Now, we can use the gtf annotation top build the database:

snpEff build -c snpEff.config -gtf22 -v yeastanc > snpEff.stdout 2> snpEff.stderr

10.6.3. SNP annotation

Now we can use our new SnpEff database to annotate some variants, e.g.:

snpEff -c snpEff.config yeastanc ../variants/evolved-6.freebayes.filtered.vcf.gz > evolved-6.freebayes.filtered.anno.vcf

SnpEff adds ANN fields to the vcf-file entries that explain the effect of the variant.

Note

If you are unable to do the annotation, you can download an annotated vcf-file from Downloads.

10.6.4. Example

Lets look at one entry from the original vcf-file and the annotated one. We are only interested in the 8th column, which contains information regarding the variant. SnpEff will add fields here :

# evolved-6.freebayes.filtered.vcf (the original), column 8
AB=0.5;ABP=3.0103;AC=1;AF=0.5;AN=2;AO=56;CIGAR=1X;DP=112;DPB=112;DPRA=0;EPP=3.16541;EPPR=3.16541;GTI=0;LEN=1;MEANALT=1;MQM=42;MQMR=42;NS=1;NUMALT=1;ODDS=331.872;PAIRED=1;PAIREDR=1;PAO=0;PQA=0;PQR=0;PRO=0;QA=2128;QR=2154;RO=56;RPL=35;RPP=10.6105;RPPR=3.63072;RPR=21;RUN=1;SAF=30;SAP=3.63072;SAR=26;SRF=31;SRP=4.40625;SRR=25;TYPE=snp

# evolved-6.freebayes.filtered.anno.vcf, column 8
AB=0.5;ABP=3.0103;AC=1;AF=0.5;AN=2;AO=56;CIGAR=1X;DP=112;DPB=112;DPRA=0;EPP=3.16541;EPPR=3.16541;GTI=0;LEN=1;MEANALT=1;MQM=42;MQMR=42;NS=1;NUMALT=1;ODDS=331.872;PAIRED=1;PAIREDR=1;PAO=0;PQA=0;PQR=0;PRO=0;QA=2128;QR=2154;RO=56;RPL=35;RPP=10.6105;RPPR=3.63072;RPR=21;RUN=1;SAF=30;SAP=3.63072;SAR=26;SRF=31;SRP=4.40625;SRR=25;TYPE=snp;ANN=T|missense_variant|MODERATE|CDS_NODE_40_length_1292_cov_29.5267_1_1292|GENE_CDS_NODE_40_length_1292_cov_29.5267_1_1292|transcript|TRANSCRIPT_CDS_NODE_40_length_1292_cov_29.5267_1_1292|protein_coding|1/1|c.664T>A|p.Ser222Thr|664/1292|664/1292|222/429||WARNING_TRANSCRIPT_INCOMPLETE,T|intragenic_variant|MODIFIER|GENE_NODE_40_length_1292_cov_29.5267_1_1292|GENE_NODE_40_length_1292_cov_29.5267_1_1292|gene_variant|GENE_NODE_40_length_1292_cov_29.5267_1_1292|||n.629A>T||||||

When expecting the second entry, we find that SnpEff added annotation information starting with ANN=T|missense_variant|.... If we look a bit more closely we find that the variant results in a amino acid change from a threonine to a serine (c.664T>A|p.Ser222Thr).
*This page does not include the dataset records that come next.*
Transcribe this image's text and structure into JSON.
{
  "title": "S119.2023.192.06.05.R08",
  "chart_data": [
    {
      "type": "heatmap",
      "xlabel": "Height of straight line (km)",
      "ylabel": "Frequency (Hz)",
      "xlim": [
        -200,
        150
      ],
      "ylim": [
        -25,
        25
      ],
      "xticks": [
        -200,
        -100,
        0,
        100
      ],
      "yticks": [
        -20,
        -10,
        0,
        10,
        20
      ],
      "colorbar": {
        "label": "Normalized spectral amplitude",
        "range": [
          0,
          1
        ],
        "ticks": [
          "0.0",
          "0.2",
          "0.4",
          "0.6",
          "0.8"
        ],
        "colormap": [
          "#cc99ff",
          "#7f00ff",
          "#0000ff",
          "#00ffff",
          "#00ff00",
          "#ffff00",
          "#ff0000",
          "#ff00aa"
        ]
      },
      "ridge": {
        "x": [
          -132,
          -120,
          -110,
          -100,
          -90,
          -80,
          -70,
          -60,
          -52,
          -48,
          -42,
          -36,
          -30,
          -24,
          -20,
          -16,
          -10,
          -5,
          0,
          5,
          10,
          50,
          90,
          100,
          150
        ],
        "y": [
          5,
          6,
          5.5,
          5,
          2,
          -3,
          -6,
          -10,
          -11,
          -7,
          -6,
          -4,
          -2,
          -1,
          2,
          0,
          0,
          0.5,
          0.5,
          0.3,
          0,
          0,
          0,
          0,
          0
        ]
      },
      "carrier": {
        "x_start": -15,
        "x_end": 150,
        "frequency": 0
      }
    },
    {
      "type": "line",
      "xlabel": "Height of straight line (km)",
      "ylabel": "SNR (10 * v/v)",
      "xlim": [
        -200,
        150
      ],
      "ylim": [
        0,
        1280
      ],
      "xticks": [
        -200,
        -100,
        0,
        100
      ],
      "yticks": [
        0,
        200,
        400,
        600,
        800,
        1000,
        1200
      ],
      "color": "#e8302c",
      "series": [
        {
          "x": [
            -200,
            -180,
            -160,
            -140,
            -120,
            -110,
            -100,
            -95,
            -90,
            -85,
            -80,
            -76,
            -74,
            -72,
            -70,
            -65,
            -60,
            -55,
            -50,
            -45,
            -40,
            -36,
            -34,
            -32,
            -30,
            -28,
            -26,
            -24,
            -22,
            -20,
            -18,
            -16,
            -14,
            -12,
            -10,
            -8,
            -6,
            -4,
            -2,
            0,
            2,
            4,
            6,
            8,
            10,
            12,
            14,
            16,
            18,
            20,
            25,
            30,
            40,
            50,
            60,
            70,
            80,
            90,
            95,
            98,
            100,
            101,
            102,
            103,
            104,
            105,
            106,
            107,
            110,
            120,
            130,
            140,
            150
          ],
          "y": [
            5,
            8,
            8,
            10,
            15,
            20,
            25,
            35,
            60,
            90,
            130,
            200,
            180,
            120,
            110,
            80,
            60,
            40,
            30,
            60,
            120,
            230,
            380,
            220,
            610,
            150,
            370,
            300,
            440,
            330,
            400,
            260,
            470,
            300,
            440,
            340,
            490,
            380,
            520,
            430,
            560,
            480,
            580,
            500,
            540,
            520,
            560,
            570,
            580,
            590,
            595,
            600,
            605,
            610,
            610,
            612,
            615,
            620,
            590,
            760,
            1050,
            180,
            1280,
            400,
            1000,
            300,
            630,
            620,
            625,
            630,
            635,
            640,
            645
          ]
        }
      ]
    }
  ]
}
The codon for serine is TCN and for threonine is ACN, so the variant in the first nucleotide of the codon made the amino acid change.

A quick protein BLAST of the CDS sequence where the variant was found (extracted from the genes.gff.gz) shows that the closest hit is a translation elongation factor from a species called Candida dubliniensis another fungi.

../_images/blast.png

Fig. 10.2 Results of a BLAST search of the CDS.